Nittel, Deutschland


Nittel an der Obermosel ist eine Ortsgemeinde im Kreis Trier-Saarburg. Nittel gehört zur Verbandsgemeinde Konz.

1974 wurden die Gemeinden Köllig und Rehlingen nach Nittel eingemeindet. 

Auf den folgenden Gedenkseiten finden Sie in Kürze Informationen zu Personen, die aus diesen Orten stammten.

Chronik


Funde aus der Steinzeit belegen eine frühe Besiedlung von Nittel. Aufgrund der Nähe zu Trier, wo sich vor mehr als 2000 Jahren die Römer niederließen, gibt es auch in Nittel Funde, die auch hier eine römische Besiedlung belegen.

Im Jahr 1000 wird der Weinbau in Nittel erstmals in einer Urkunde des Trierer Erzbischof erwähnt, da der Ort jährlich ein Ohm Wein (etwa 145 Liter) an das Kloster Maximin nach Trier abliefern musste.

Die Bewohner Nittels haben über viele Jahrhunderte fast ausschließlich von Weinbau und Landwirtschaft gelebt.

Nittel erlebte über viele Jahrhunderte Veränderungen der herrschaftlichen Verhältnisse und damit verbunden zahlreiche kriegerische Auseinandersetzungen.

Im Jahr 1558 gehörte Nittel zum Herzogtum Lothringen, besaß aber Ländereien auf beiden Seiten der Mosel, also auch auf der Seite des Herzogtum Luxemburg.
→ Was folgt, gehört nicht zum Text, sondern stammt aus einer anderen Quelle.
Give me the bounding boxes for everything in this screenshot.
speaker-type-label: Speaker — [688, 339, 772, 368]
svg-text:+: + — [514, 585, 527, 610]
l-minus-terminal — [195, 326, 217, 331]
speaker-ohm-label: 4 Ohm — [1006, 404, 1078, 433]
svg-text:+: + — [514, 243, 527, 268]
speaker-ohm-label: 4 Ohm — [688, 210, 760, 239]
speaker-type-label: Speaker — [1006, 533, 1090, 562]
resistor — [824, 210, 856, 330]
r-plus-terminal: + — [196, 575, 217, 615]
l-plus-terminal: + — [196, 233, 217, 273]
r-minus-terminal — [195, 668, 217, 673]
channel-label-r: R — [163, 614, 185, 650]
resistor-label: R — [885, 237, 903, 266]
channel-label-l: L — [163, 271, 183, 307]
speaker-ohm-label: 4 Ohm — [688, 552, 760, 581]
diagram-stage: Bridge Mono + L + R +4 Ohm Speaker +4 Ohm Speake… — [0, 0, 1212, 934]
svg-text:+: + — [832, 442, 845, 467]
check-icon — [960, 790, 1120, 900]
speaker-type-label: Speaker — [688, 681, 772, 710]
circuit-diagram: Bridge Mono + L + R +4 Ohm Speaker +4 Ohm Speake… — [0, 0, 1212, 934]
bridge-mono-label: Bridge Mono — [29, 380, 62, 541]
Aufgrund des Nitteler Landbesitzes auf beiden Moselseiten konnte der Herzog von Lothringen Zölle bei der Durchfahrt von Schiffen an diesem Moselabschnitt erheben. Dem Herzogtum Luxemburg war dies ein Dorn im Auge und so ließen die Luxemburger daher 1558 den Zöllner entführen.

Nach der Zeit der Lothringer gehörte Nittel mehrfach zu Frankreich, zu Luxemburg, dann auch zu den Österreichischen Niederlanden.

1815 fiel Nittel aufgrund der Beschlüsse des Wiener Kongresses an Preußen.

1816 war der Sommer sehr verregnet und kalt. Die Getreideernte verdarb und der Wein war ungenießbar. Es kam zu einer Hungersnot. Das verdorbene Getreide führte in der Bevölkerung im Winter 1816 zu Krankheiten. Auch 1817 verdarb die Ernte aufgrund des schlechten Wetters und die Hungersnot wuchs.

1844 brannte die Schule in Nittel ab.

In den 1870er Jahren begann der Ausbau des Eisenbahnnetzes entlang der Mosel. Für Nittel war weder eine Haltestelle noch ein Bahnhof eingeplant. Nur weil die Bewohner Nittels bereit waren 800 Reichsmark an die Eisenbahngesellschaft zu zahlen, wurde eine Haltestelle in dem Ort eingerichtet.

Nach Ende des Zweiten Weltkriegs wurde Nittel 1946 zunächst dem Saargebiet zugeordnet. 1947 wurde Nittel dann in das neue Bundesland Rheinland-Pfalz eingegliedert.